Erkekler muhârebede cân vermeğe hâzırlanırken, kadınlardan da ufak bir fedâkârlık, beklenilemez mi? Zevclerinin âdet hâline gelen sefâhetlerini, kötü ve zararlı hareketlerini bilmemezlikden gelmek gibi bir aşağılık ve alçaklık yerine, nefslerini, fâideli, necîb bir hisse alışdırsalar iyi olmaz mı?
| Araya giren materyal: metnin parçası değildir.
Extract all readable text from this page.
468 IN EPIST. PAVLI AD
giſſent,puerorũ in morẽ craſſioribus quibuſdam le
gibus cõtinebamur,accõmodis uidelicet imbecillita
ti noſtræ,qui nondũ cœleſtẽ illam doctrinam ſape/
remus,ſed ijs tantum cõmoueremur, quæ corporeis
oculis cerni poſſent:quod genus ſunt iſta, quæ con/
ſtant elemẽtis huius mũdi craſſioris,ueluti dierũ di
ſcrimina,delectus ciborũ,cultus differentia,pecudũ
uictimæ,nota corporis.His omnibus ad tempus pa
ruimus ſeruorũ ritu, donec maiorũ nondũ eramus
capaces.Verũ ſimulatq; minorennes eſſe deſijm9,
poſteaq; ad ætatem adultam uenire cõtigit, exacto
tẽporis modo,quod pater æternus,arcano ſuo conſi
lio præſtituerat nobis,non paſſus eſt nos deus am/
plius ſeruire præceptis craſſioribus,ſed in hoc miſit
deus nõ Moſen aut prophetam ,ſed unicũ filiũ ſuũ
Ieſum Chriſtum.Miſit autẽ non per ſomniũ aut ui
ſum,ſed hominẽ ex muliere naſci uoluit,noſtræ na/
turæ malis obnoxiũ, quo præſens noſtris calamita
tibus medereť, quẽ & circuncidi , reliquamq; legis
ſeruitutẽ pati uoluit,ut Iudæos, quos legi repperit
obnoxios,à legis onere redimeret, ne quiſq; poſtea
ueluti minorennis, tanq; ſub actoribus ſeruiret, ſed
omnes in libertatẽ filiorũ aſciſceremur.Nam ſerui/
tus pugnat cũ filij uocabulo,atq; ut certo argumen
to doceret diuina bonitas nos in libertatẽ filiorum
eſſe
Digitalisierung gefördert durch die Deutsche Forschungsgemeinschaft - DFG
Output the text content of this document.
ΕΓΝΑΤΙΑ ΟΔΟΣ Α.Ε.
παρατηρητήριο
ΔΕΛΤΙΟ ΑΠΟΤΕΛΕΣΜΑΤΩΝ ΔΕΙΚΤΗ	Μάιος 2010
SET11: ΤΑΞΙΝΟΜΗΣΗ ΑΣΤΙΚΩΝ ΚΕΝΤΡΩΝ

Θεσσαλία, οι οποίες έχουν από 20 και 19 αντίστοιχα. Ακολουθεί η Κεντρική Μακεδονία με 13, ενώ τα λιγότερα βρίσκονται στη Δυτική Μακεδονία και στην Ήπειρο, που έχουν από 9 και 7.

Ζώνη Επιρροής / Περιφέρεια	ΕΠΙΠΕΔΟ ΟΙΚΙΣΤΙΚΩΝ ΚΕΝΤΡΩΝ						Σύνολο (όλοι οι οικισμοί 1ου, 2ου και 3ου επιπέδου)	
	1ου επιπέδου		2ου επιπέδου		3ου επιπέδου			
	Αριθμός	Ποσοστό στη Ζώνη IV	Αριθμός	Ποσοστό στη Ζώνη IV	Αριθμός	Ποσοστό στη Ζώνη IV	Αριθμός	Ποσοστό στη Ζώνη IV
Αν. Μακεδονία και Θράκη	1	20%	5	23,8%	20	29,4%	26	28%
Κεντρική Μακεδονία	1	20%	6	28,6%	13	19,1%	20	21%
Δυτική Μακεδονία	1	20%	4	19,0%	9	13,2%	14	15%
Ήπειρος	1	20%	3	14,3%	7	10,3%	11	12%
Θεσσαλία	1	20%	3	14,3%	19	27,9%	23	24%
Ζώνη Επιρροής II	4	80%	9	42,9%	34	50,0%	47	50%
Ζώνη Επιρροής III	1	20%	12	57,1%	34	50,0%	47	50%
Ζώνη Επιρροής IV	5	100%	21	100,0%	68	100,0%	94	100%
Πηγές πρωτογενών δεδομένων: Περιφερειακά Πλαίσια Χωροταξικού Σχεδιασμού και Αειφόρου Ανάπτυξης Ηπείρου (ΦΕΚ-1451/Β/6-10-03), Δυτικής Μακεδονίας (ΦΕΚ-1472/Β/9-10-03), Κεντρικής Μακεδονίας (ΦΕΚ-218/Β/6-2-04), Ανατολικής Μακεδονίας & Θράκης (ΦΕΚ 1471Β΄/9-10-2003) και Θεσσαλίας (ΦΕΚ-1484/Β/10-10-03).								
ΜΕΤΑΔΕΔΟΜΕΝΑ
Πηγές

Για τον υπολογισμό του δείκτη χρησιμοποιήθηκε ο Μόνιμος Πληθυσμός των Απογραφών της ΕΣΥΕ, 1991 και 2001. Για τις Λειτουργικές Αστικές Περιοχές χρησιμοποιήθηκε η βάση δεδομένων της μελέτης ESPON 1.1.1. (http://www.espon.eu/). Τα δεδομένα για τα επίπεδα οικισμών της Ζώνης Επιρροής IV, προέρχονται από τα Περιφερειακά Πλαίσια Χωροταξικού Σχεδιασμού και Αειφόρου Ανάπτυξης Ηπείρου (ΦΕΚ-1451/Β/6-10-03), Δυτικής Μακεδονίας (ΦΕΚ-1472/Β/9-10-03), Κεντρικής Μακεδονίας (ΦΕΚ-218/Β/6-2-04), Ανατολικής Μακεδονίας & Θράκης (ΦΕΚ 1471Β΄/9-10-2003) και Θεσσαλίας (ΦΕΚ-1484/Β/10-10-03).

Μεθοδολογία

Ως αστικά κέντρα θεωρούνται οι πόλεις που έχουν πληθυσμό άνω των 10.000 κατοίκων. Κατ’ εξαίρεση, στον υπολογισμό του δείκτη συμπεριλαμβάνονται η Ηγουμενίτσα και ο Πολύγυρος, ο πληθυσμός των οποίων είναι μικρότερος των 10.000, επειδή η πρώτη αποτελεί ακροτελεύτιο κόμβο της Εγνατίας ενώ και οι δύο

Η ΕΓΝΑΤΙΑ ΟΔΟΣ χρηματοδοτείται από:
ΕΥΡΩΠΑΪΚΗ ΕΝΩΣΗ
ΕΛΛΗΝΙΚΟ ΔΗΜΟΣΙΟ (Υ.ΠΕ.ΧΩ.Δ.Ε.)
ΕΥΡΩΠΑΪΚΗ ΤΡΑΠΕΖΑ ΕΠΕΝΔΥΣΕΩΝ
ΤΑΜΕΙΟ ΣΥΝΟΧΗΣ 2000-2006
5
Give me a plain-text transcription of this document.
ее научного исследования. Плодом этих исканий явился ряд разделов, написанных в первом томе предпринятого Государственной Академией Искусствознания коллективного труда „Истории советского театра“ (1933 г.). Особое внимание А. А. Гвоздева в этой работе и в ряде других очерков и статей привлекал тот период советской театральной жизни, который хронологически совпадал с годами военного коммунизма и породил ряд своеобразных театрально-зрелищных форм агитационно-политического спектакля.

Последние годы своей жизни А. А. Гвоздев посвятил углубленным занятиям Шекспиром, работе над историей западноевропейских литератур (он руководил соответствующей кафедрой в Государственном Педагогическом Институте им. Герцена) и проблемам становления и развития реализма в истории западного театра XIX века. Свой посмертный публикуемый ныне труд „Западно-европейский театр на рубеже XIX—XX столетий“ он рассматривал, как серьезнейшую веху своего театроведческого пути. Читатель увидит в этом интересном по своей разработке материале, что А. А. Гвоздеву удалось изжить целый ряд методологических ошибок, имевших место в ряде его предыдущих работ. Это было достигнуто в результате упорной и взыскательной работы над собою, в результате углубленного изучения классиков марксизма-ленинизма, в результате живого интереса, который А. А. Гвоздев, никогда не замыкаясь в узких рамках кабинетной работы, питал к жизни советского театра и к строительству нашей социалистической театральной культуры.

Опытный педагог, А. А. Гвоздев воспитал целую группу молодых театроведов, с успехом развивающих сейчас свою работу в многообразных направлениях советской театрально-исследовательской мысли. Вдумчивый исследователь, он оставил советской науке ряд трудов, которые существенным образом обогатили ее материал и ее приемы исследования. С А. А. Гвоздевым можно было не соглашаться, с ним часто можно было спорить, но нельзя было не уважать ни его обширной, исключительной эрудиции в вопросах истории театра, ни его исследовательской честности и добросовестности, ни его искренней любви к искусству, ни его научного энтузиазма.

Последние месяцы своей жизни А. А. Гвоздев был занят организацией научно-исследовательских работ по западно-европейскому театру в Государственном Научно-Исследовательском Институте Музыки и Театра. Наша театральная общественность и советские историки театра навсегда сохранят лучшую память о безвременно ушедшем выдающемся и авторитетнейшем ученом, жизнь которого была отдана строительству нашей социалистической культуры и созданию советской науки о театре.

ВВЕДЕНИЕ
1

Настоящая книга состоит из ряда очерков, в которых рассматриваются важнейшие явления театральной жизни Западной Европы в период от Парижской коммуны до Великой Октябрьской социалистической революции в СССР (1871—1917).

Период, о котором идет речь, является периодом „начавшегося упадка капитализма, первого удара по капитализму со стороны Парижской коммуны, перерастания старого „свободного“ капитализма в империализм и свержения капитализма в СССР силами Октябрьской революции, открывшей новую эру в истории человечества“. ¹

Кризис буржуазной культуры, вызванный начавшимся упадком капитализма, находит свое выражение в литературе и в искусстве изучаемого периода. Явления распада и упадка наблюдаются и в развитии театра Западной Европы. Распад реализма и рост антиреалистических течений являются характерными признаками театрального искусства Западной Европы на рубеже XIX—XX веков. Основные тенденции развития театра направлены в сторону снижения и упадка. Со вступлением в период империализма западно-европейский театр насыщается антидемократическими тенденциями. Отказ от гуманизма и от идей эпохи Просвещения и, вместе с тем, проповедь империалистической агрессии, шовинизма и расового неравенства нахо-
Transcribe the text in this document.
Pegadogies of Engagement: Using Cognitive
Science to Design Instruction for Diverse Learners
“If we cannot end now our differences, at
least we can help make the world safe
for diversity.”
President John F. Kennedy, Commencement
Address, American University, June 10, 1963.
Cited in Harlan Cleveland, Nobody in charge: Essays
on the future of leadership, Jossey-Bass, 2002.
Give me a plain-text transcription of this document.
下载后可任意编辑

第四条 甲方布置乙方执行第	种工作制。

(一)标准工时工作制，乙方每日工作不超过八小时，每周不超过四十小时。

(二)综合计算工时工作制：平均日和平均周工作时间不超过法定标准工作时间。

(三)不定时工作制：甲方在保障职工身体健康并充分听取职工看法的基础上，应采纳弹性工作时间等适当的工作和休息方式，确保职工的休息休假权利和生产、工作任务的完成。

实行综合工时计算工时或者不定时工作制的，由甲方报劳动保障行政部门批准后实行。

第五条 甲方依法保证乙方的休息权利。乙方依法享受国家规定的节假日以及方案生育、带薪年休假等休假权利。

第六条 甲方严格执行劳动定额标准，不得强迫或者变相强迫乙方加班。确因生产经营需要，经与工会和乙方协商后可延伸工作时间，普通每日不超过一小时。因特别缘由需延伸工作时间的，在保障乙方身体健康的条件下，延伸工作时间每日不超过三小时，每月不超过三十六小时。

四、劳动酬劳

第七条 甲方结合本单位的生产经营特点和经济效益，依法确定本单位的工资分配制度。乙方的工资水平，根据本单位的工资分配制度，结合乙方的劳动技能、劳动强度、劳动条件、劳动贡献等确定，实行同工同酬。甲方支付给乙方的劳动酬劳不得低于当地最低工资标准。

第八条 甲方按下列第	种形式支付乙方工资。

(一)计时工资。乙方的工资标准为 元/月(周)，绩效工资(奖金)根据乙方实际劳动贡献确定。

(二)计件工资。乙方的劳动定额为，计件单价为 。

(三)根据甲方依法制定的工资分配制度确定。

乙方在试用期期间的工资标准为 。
İttihâdcılar zemânında, millet meclisinde Manisa meb’ûsü Mensûrî zâde Saîd, teaddüd-i zevcâtın yasak edilmesi için kanûn çıkarılmasını teklîf etmişdi. Meb’ûslerin çoğu böyle şey olamaz dediler. Kanûn çıkarılamadı. Böyle kanûn bulunan bir memleketdeki müslimânlar ne yapmalı süâline gelince: Müslimânlar, kanûna karşı gelmezler. Suç işlemezler. Nikâh ile ve belediye kaydı ile dîne ve kanûna uygun olarak evlendikleri tek kadınla yaşarlar. Birden fazla evlenmezler. Kanûna, hükûmete karşı gelmek, cezâ, sıkıntı çekmeğe, fitne çıkarmağa yol açar. Bu ise câiz değildir. Bir hadîs-i şerîfde, (Fitne uykudadır. Fitneyi uyandırana, Allahü teâlâ la’net etsin!) buyuruldu.
Osmânlı devleti zemânında evlenme işi belediyeye veyâ evlenme me’mûrluğuna kayd etdirilerek, buradan evlenme cüzdânı alınır ve mezhebindeki din bilgilerini doğru olarak bilen ve nemâzlarını terk etmiyen sâlih bir müslimân, şartlarına uygun olarak, şer’î nikâhlarını yapardı. Nikâh yapılırken zevc ile zevcenin karâr verdikleri (Mehr-i mu’accel) ve (Mehr-i müeccel) denilen altın para mikdârları evlenme cüzdânına yazılırdı. Zevc, mehr-i mu’acceli düğünden evvel zevcesine öderdi. Mehr-i müecceli ise, zevcesini boşarsa ödemek mecbûriyyetinde idi. Bu altınları ödemezse ve çocuklarının nafakalarını her ay annelerine ödemezse ma’âşından kesilerek ödetilir veyâ habs olunurdu. Bu kadar çok parayı ödemek ve bekârlık sefâletini çekmek ve bir dahâ evlenememek korkusundan dolayı kimse zevcesini boşayamazdı. Çünki zevcesini haksız olarak boşayan erkeğe kimse kızını vermezdi. Her müslimân, nikâhın kerâmeti olarak hâsıl olan muhabbet ve huzûr içinde, ölünciye kadar, zevcesi ve çocukları ile berâber mes’ûd ve bahtiyâr olarak yaşardı. Muhîti, tanıdıkları arasında kıymetli olup, herkesden hürmet ve i’tibâr görürdü.
42 —Hindistândaki dinde reformculardan, ingiliz câsûsu Ebül’ulâ el Mevdûdî iskoç masonu idi. (İslâmda ihyâ hareketleri) kitâbında, imâm-ı Gazâlîyi reformcu olarak tanıtıyor. Bu yüce imâm için, (Yunan mefkûresini, müslimânların kafalarındaki te’sîrini giderecek şeklde baltaladı. İslâmiyyeti filozoflara ve skolastizme karşı, kendi kafalarına göre savunmağa kalkışanların hatâlarını düzeltdi. Îmân esâslarının rasyonel te’sîrini ortaya koydu. İctihâd rûhunu yeni başdan açdı. Tedrisât programlarını düzene sokdu.